The Most Awful Responsibility
- Author: Alex Wellerstein
- Published: December 9, 2025
- Publisher: HarperCollins
- ISBN: 9780063379435
- Website: alexwellerstein.com/writing/books/the-most-awful-responsibility/

= The Most Awful Responsibility =

2025 non-fiction book by Alex Wellerstein

The Most Awful Responsibility: Truman and the Secret Struggle for Control of the Atomic Age is a 2025 nonfiction book by Alex Wellerstein about U.S. President Truman's nuclear policy. It argues that "that the sum of his choices might lead
one to conclude that Truman was the most important anti-nuclear president of the twentieth century."

==Argument==
The book is an "atomic biography" of Truman, focused on his decisions and attitudes towards the atomic bomb over the course of his presidency. It follows many other historians in arguing that the narrative of the "decision to use the atomic bomb" promulgated by Truman and others in his administration in the 1940s and 1950s is highly misleading, as no singular "decision" was ever made about the use of the atomic bomb. But it diverges from other historians by focusing on the one "decision" that Truman himself made about the use of the bomb, when he underwrote Secretary of War Henry Stimson's push to remove Kyoto from the target list. The book argues for the importance of this often-overlooked action by Truman, and that the historical record suggests that Truman may have misunderstood the "decision" that he was making: specifically, that Truman believed, erroneously, that he had chosen that the first use of the atomic bomb would be against a "purely military" target, and not a city. The book also argues that Truman did not know that a second bomb would be used so soon after the first. Wellerstein emphasizes that when Truman told his cabinet, on August 10, 1945, that he had given the order to stop atomic bombing, he did so on the basis of his horror at the number of civilian casualties, including, as Truman told his cabinet, "all those kids" who had perished. It was this moment, Wellerstein argues, that atomic use policy became truly centralized in the personage of the president for the first time.

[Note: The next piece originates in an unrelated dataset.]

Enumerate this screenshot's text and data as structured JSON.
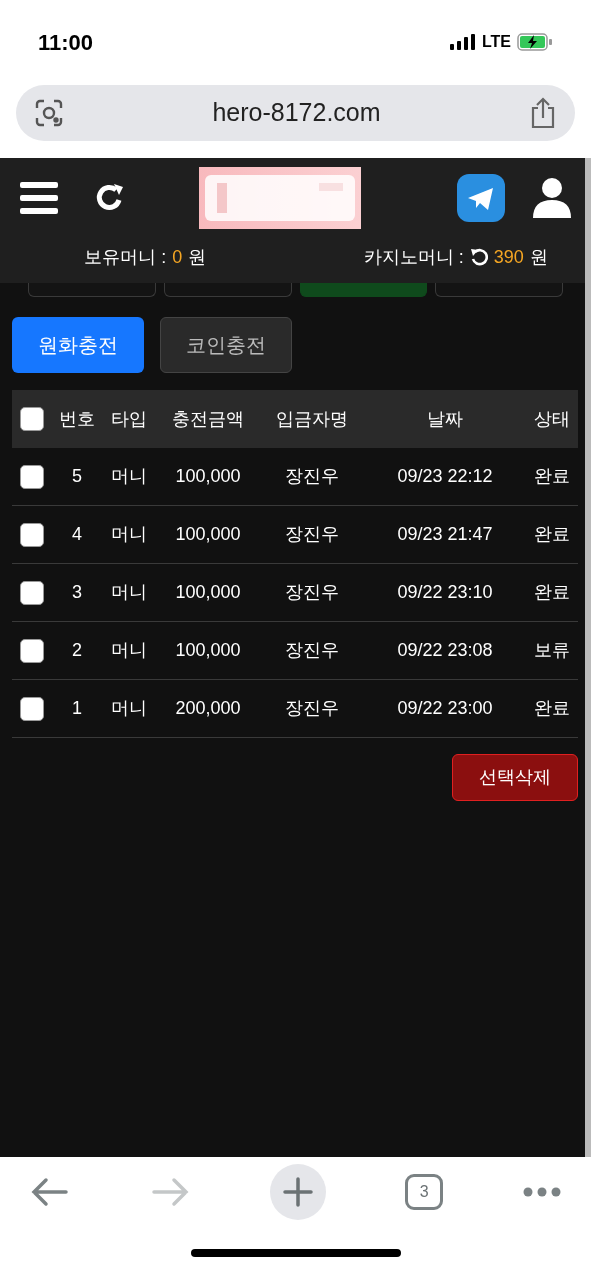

Wellerstein argues that Truman's later policies can be best understood in the light of his horror at the civilian consequences of the atomic bombings. Truman revoked the military's physical access to the atomic bombs, and refused to give them atomic cores until the outbreak of the Korean War (and even then, he only allowed them a total of nine, which Wellerstein, concurring with other historians, sees more about Truman currying favor with the Joint Chiefs of Staff just prior to his firing of Douglas MacArthur than as an act of belligerent intent). He supported, to varying degrees, the international control of atomic energy, and advocated publicly and privately for the banning of nuclear weapons. He privately scolded military officers who advocated for the use of atomic bombs, telling them that the atomic bomb "is used to wipe out women and children and unarmed people, and not for military uses." Publicly and privately he repeatedly expressed the belief that he never wanted to use this weapons again, in dramatic contrast with prevailing attitudes during the period of the American nuclear monopoly. When Truman did eventually give orders to expand the American nuclear arsenal, including to build the hydrogen bomb, he did so with great reluctance, and only a response to either Soviet developments (like the Korean War) or strong pressures from domestic politics.

In short, Wellerstein argues that Truman's atomic attitudes have been largely misunderstood by both his supporters and his detractors. Rather than being a hard-minded cold warrior, Wellerstein argues that Truman was deeply committed to avoiding atomic war, not out of fear of retaliation as much as out of a belief that such a war would lead to the "wholesale slaughter of human beings," particularly non-combatants, which he viewed as morally unacceptable even when used against America's enemies. His postwar atomic policies, and his centralization of atomic power in the presidency, are best understood, Wellerstein posits, as the imperfect results of Truman's desire to avoid again using the atomic bomb.

==Reception==
Kirkus Reviews called it "A nuanced portrait of a president who shaped the modern nuclear age." A review in The Wall Street Journal said it was "a well-written opus" drawing on recently unclassified documents and private diaries of Truman's contemporaries. Library Journal said it was a "must-read book". In a review for Air Mail, documentary filmmaker Errol Morris called it "a truly great book, perhaps a masterpiece."

It was the winner of Truman Library Institute's 2026 Harry S. Truman Book Award, who cited it was a "bold and arresting interpretation of the multiple paradoxes surrounding Truman and the decision to deploy atomic weapons."